Updated

Myanmar's deputy labor minister has been appointed to serve as a liaison official for contacts with detained opposition leader Aung San Suu Kyi, state media said Monday night.

The appointment of such a liaison was suggested by a U.N. special envoy who visited Myanmar following the military junta's violent crackdown on pro-democracy demonstrators last month.

State radio and television said Deputy Labor Minister Aung Kyi, a retired general, had been given the job, but did not say when he might begin contacts with Suu Kyi, who is under house arrest.

The announcement described the post as "liaison minister." His exact duties were not detailed, but it appeared from the statement that Aung Kyi would coordinate all contacts with Suu Kyi coming from both the U.N. and the junta. Suu Kyi, 62, has spent about 12 of the past 18 years in detention without trial.
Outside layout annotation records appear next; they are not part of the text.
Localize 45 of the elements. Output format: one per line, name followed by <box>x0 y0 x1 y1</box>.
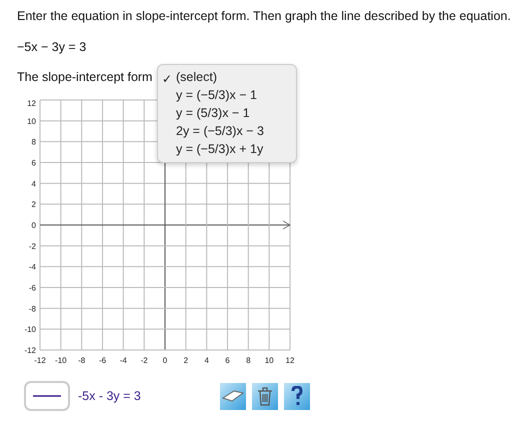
line-equation-label: -5x - 3y = 3 <box>78 389 141 403</box>
dropdown-option[interactable]: y = (5/3)x − 1 <box>176 104 250 122</box>
y-tick-label: 2 <box>32 200 36 210</box>
y-tick-label: -4 <box>28 262 36 272</box>
trash-icon <box>257 386 273 406</box>
y-tick-label: 12 <box>27 99 36 108</box>
x-tick-label: -12 <box>34 356 46 365</box>
help-button[interactable] <box>284 382 310 410</box>
y-tick-label: -12 <box>24 346 36 355</box>
y-tick-label: 4 <box>32 179 36 188</box>
y-tick-label: -6 <box>28 284 36 292</box>
x-tick-label: 4 <box>204 356 209 365</box>
x-tick-label: -10 <box>55 356 67 365</box>
x-tick-label: -6 <box>98 356 106 365</box>
eraser-icon <box>222 389 244 403</box>
y-tick-label: 8 <box>32 138 36 147</box>
line-icon <box>33 395 61 397</box>
equation: −5x − 3y = 3 <box>17 40 86 54</box>
eraser-button[interactable] <box>220 382 246 410</box>
check-mark: ✓ <box>161 71 173 84</box>
x-tick-label: 0 <box>162 356 168 365</box>
dropdown-option[interactable]: y = (−5/3)x − 1 <box>176 86 257 104</box>
y-tick-label: 10 <box>27 116 36 126</box>
x-tick-label: -2 <box>140 356 148 365</box>
instructions: Enter the equation in slope-intercept form. Then graph the line described by the equation. <box>17 8 512 25</box>
x-tick-label: 2 <box>184 356 188 365</box>
y-tick-label: -8 <box>28 304 36 314</box>
help-icon <box>291 386 303 406</box>
x-tick-label: 6 <box>225 356 230 365</box>
x-tick-label: 8 <box>246 356 251 365</box>
x-tick-label: 12 <box>286 356 294 365</box>
x-tick-label: -4 <box>120 356 127 365</box>
x-tick-label: -8 <box>78 356 86 365</box>
y-tick-label: -2 <box>28 242 36 251</box>
dropdown-menu[interactable]: ✓ (select) y = (−5/3)x − 1 y = (5/3)x − 1 2y = (−5/3)x − 3 y = (−5/3)x + 1y <box>157 64 297 163</box>
dropdown-option[interactable]: y = (−5/3)x + 1y <box>176 140 264 158</box>
answer-label: The slope-intercept form <box>17 70 152 84</box>
line-style-button[interactable] <box>24 381 70 411</box>
y-tick-label: 6 <box>32 158 36 168</box>
dropdown-option[interactable]: 2y = (−5/3)x − 3 <box>176 122 264 140</box>
x-tick-label: 10 <box>264 356 274 365</box>
y-tick-label: 0 <box>32 221 36 230</box>
trash-button[interactable] <box>252 382 278 410</box>
dropdown-option[interactable]: (select) <box>176 68 217 86</box>
y-tick-label: -10 <box>24 325 36 334</box>
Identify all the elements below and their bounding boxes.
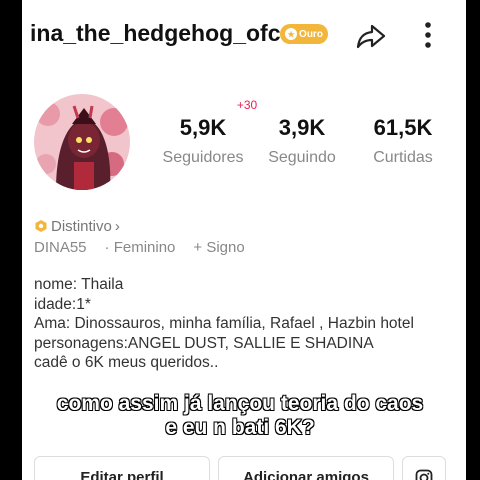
- bio-line: idade:1*: [34, 295, 91, 313]
- following-label: Seguindo: [268, 149, 336, 166]
- profile-bio: nome: Thaila idade:1* Ama: Dinossauros, …: [34, 275, 462, 373]
- add-friends-button[interactable]: Adicionar amigos: [218, 456, 394, 480]
- coin-icon: ★: [285, 28, 298, 40]
- edit-profile-button[interactable]: Editar perfil: [34, 456, 210, 480]
- profile-meta: DINA55 · Feminino + Signo: [34, 239, 245, 259]
- user-id: DINA55: [34, 239, 87, 256]
- avatar-image: [34, 94, 130, 190]
- distintivo-label: Distintivo: [51, 217, 112, 235]
- stat-likes[interactable]: 61,5K Curtidas: [358, 114, 448, 168]
- subtitle-line: e eu n bati 6K?: [165, 415, 316, 439]
- profile-header: ina_the_hedgehog_ofc ★ Ouro: [22, 14, 466, 54]
- add-sign-link[interactable]: + Signo: [193, 239, 244, 259]
- share-button[interactable]: [354, 18, 388, 52]
- followers-count: 5,9K: [179, 115, 227, 140]
- following-count: 3,9K: [278, 115, 326, 140]
- badge-label: Ouro: [299, 28, 323, 40]
- followers-delta: +30: [236, 98, 258, 112]
- edit-profile-label: Editar perfil: [80, 469, 164, 480]
- share-arrow-icon: [356, 24, 386, 49]
- bio-line: personagens:ANGEL DUST, SALLIE E SHADINA: [34, 334, 374, 352]
- bio-line: cadê o 6K meus queridos..: [34, 354, 219, 371]
- followers-label: Seguidores: [162, 149, 244, 166]
- hexagon-badge-icon: [35, 220, 47, 232]
- instagram-icon: [415, 469, 433, 480]
- level-badge[interactable]: ★ Ouro: [280, 24, 328, 44]
- video-subtitle: como assim já lançou teoria do caos e eu…: [0, 391, 480, 440]
- subtitle-line: como assim já lançou teoria do caos: [56, 391, 424, 415]
- bio-line: nome: Thaila: [34, 276, 124, 293]
- instagram-button[interactable]: [402, 456, 446, 480]
- stat-followers[interactable]: 5,9K Seguidores: [158, 114, 248, 168]
- chevron-right-icon: ›: [114, 217, 120, 235]
- stat-following[interactable]: 3,9K Seguindo: [262, 114, 342, 168]
- likes-label: Curtidas: [373, 149, 433, 166]
- distintivo-link[interactable]: Distintivo ›: [34, 216, 120, 236]
- add-friends-label: Adicionar amigos: [243, 469, 369, 480]
- gender-label: · Feminino: [104, 239, 176, 256]
- more-options-button[interactable]: [416, 18, 440, 52]
- profile-stats: +30 5,9K Seguidores 3,9K Seguindo 61,5K …: [158, 96, 458, 176]
- avatar[interactable]: [34, 94, 130, 190]
- bio-line: Ama: Dinossauros, minha família, Rafael …: [34, 315, 414, 332]
- username: ina_the_hedgehog_ofc: [30, 20, 280, 46]
- likes-count: 61,5K: [373, 115, 433, 140]
- vertical-dots-icon: [425, 22, 431, 48]
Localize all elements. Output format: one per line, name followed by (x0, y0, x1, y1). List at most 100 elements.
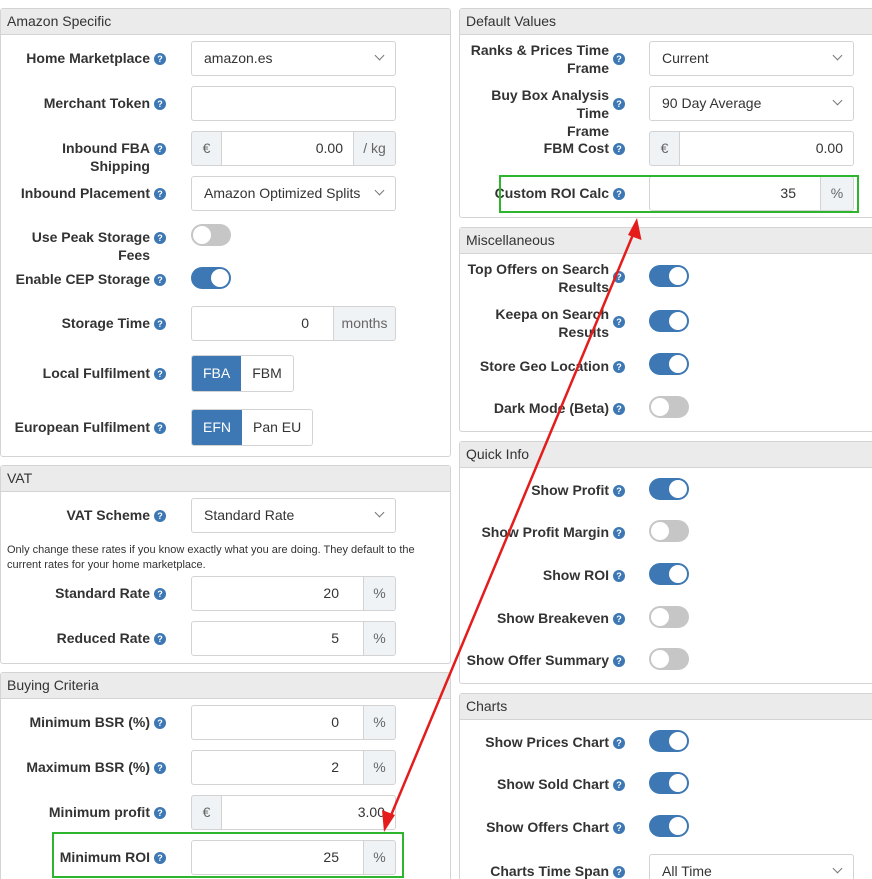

Aung Kyi has a reputation among foreign diplomats, U.N. organization employees and international NGO workers as being relatively accessible and reasonable, compared with other top government officials.

He handles the delicate diplomatic task of defending his country before the International Labor Organization, which has accused the junta of using forced labor and threatened several times to press sanctions against it.

The government said last week that Senior Gen. Than Shwe, the junta leader, was willing to meet personally with Suu Kyi, but only if she met certain conditions, including renouncing support for economic sanctions by foreign countries.

It remains unknown if Suu Kyi will accept the offer.

Security in Yangon continued to ease more than a week after police and soldiers suppressed the demonstrations with gunfire, beatings and arrests on Sept. 26-27. Some roadblocks were removed and visitors began trickling back to the heavily guarded Shwedagon and Sule pagodas, the starting and finishing points of protests that began in mid-August over a sharp fuel price increase.

However, Yangon residents are keeping up a low-key resistance, harassing soldiers by tossing rocks at them at night, student activists said.

Security forces have responded to the activities, which have taken place in the past 2-3 days, by detaining the rock throwers they catch after curfew, they said.

In some cases of rock throwers being detained, their relatives — including children — have also been taken into custody, said the activists, speaking on condition of anonymity for fear of arrest. Curfew in the country's main cities, Yangon and Mandalay, runs from 10 p.m. to 4 a.m.

No figures were available on the number of people engaging in such activities or how many may have been detained. The reported new arrests came as the government has been giving numbers of those arrested and released in connection with the protests.

The junta says at least 10 people were killed in the crackdown — although independent sources say the toll was likely much higher — and that some 1,000 remain in detention centers. At least 135 monks are being held, according to The New Light of Myanmar.

In addition, 78 more people suspected of involvement in the rallies were being questioned by investigators, it said.

Inspired by the participation of monks, who are revered in the country, thousands of people turned out for the protests last month, the biggest in nearly two decades of brutal military rule. The junta's crackdown in Myanmar, also known as Burma, sparked international condemnation — including from its Southeast Asian neighbors.

The military has ruled Myanmar since 1962. The current junta came to power after routing a 1988 pro-democracy uprising, killing at least 3,000 people.

Recent raids on monasteries turned up 18 knives, one ax, slingshots and one 9mm bullet, though it was not yet clear to whom they belonged, according to The New Light of Myanmar, a state-run newspaper. The government threatened to punish any monks that violate the law, stepping up pressure on clerics who led the protests.

In a commentary, the newspaper stressed that those arrested during the unrest would be treated as criminals rather than political prisoners.

"Supporters of the protest who claim themselves pro-democracy activists will not be pardoned if they break the law, as no man is above the law," the paper said on its comments page. "Those who are found guilty of breaking the law will be imprisoned."

State media, including The New Light of Myanmar, are not taken seriously in the country, said Soe Aung, a spokesman for the National Council of the Union of Burma, a coalition of opposition groups based in neighboring Thailand.